Yesterday’s game of choice was Dragon Age: Inquisition so I’ll loosely use it to explain what I mean then you can apply it to your own beloved game.

This whole train of thought started because Dragon Age doesn’t have cure anymore. I’m usually the type of player who likes having a full health bar in order to kick ass, but now that’s practically impossible. After playing for a while I noticed how I played was different. I didn’t get nervous if it wasn’t full, I’d even take fall damage to save me some time. I started to live with that fact that health isn’t going to be perfect. And as someone who now has a chronic illness riding shotgun that’s a pretty good metaphor. You have to live with your “health bar” not being at 100% most of the time. In video games saving the world with very little health left is almost common place.

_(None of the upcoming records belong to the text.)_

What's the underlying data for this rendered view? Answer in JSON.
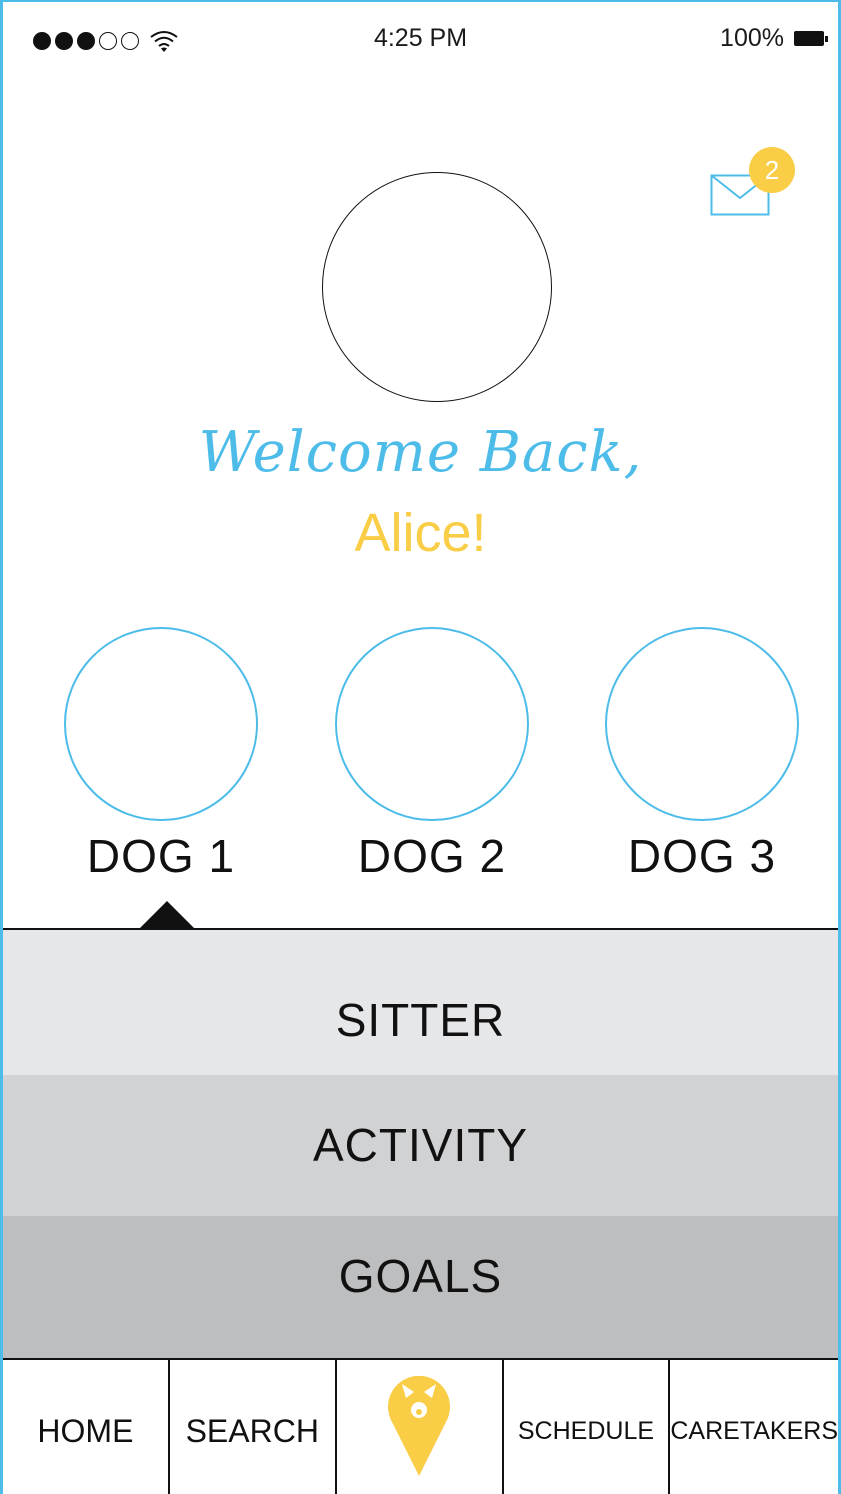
{
  "status_bar": {
    "time": "4:25 PM",
    "battery": "100%",
    "signal_dots_filled": 3,
    "signal_dots_total": 5,
    "icons": [
      "wifi-icon",
      "battery-icon"
    ]
  },
  "messages": {
    "icon": "mail-icon",
    "badge_count": "2"
  },
  "profile": {
    "welcome": "Welcome Back,",
    "name": "Alice!"
  },
  "dogs": [
    {
      "label": "DOG 1"
    },
    {
      "label": "DOG 2"
    },
    {
      "label": "DOG 3"
    }
  ],
  "selected_dog": "DOG 1",
  "menu": {
    "sitter": "SITTER",
    "activity": "ACTIVITY",
    "goals": "GOALS"
  },
  "tabs": {
    "home": "HOME",
    "search": "SEARCH",
    "center_icon": "dog-pin-icon",
    "schedule": "SCHEDULE",
    "caretakers": "CARETAKERS"
  },
  "colors": {
    "accent_blue": "#4dbce9",
    "accent_yellow": "#f9cd46",
    "row_light": "#e6e7e8",
    "row_mid": "#d1d2d4",
    "row_dark": "#bcbec0"
  }
}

The game now has barrier instead of heal. Barrier gives you an extra bar that lasts a certain time and protects your real HP. Now it isn’t an exact comparison but imagine this was your self care. Even if you’re a squishy mage or have low health it doesn’t matter as long as you protect yourself in other ways.

Health is less important than it’s ever been before in other Dragon Age games. Your character is undeniably disabled, but no doubts arise because of this from the other characters. You are still their leader.

In Dragon Age you are given a party of four. In the real world asking for help can be tricky, but the game encourages you to have the help of others. You could play solo, but parties are actively rewarded.

And in video games in general, starting all the way back with Doom, you learn to keep fighting even with a busted up and bleeding face. If you or the NPCs get knocked out they get up for the next battle. All really important life lessons.

Yesterday, I had three mages and a rogue face a boss that had 39 times more health than my whole party combined. It was horrid planning on my part, but the party made me happy and now we were stuck. I had to shake things up and literally bring the fire. By taking my time and breaking the problem into smaller bits I was able to win.

So even if your real life “health bar” isn’t what others have, you just need to plan and take your time in order to knock down really any beast in the world. In Dragon Age Inquisition that sometimes means the boss and sometimes means the day because your glowing hand is acting up. I’d love to see games actually incorporate their graphic interfaces to show disabilities in a real way because no other platform can show it like they can.